The future of civic life and commerce will be driven in large part by conversational interfaces like speech-based personal assistants, chatbots, and AI-powered customer support services. Nonetheless, the current tools available to customers and brands lack the sophistication to engage users with cultural richness. This diminishes the return on automation investment capital and weakens the potency of brand engagement. Join Davar Ardalan, Founder of IVOW AI, as she shares her insights on the future of cultural intelligence in AI. In an age of hyper-personalized marketing and its emphasis on first-party data, Ardalan talks about why novel solutions and tools in AI as applied to audience and culture research are more valuable than ever.

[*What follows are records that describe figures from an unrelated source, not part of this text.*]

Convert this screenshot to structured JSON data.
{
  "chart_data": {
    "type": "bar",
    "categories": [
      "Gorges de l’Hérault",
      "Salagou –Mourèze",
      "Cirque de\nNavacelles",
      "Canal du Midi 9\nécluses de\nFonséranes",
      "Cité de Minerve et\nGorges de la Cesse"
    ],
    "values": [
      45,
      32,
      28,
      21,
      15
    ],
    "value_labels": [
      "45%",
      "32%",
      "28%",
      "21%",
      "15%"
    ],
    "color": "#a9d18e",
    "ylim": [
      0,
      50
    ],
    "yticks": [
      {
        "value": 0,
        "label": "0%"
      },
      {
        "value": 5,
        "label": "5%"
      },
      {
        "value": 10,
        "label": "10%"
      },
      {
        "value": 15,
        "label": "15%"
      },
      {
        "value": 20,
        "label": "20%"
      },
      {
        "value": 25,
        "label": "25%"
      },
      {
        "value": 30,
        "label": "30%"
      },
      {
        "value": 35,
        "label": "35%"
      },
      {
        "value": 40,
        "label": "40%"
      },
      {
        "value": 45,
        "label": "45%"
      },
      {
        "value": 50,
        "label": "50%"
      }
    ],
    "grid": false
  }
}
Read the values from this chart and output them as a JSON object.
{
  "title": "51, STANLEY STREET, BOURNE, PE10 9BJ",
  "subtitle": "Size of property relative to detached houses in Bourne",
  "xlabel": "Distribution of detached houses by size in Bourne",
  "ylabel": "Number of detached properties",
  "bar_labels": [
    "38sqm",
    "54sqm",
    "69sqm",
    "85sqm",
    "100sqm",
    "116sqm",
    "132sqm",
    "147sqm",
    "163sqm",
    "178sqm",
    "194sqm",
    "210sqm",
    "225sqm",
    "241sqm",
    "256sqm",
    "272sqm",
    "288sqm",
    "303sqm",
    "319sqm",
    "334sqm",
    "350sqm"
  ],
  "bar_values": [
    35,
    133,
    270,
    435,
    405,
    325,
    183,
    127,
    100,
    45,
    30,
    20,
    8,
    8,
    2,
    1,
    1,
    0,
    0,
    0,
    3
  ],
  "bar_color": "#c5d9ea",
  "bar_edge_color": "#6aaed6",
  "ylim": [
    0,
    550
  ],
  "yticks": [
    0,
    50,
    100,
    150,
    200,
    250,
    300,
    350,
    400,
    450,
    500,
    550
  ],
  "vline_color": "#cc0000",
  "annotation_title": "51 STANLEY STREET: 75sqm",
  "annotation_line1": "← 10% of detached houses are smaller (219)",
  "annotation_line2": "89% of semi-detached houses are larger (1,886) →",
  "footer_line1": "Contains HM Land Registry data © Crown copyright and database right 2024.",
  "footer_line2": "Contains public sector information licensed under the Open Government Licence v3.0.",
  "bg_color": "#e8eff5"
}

Testers have a role in designing this new future. Afterall, wouldn’t you want conversational AI’s to understand your cultural context and be able to respond to you effectively? If we have the ingenuity to make self-driving cars, we can and must make the interactions between humans and machines more empathetic and inclusive.
Investing in Cultural AI:
For us to build the most effective technology, we need to learn from our past and build our future with more comprehensive data sets. The concept of personalization in technology has been front and center for years. Now we just need to add cultural intelligence:
- Use AI to search for, identify, classify, and promote all possible cultures from the past, present, and future
- Maintain a real-time culture graph based on changing external data points and human input
- Make cultural intelligence easily available to both human and machine audiences
Speaker Bio:
Davar Ardalan is a tech entrepreneur and founder at IVOW AI. Together with TopCoder, IVOW is leading a Women in History Data Ideation Challenge to gain new insights for AI products and solutions with a concentration on women. Ardalan is also co-chair of the Cultural Heritage and AI track at ITU’s AI For Good. Prior to this, she was Deputy Director of the Presidential Innovation Fellowship Program and before that a journalist at NPR News, where she was Senior Producer of the Identity and Culture Unit. Ardalan, who has also served as Managing Editor at Hanson Robotics, has been recognized with a NASA Team Leadership award for Space Apps, a Gracie Award from the American Women in Radio and Television and a shout-out in the comic strip Zippy. In May 2014, she was the recipient of an Ellis Island Medal of Honor, for individual achievement and for promoting cultural unity.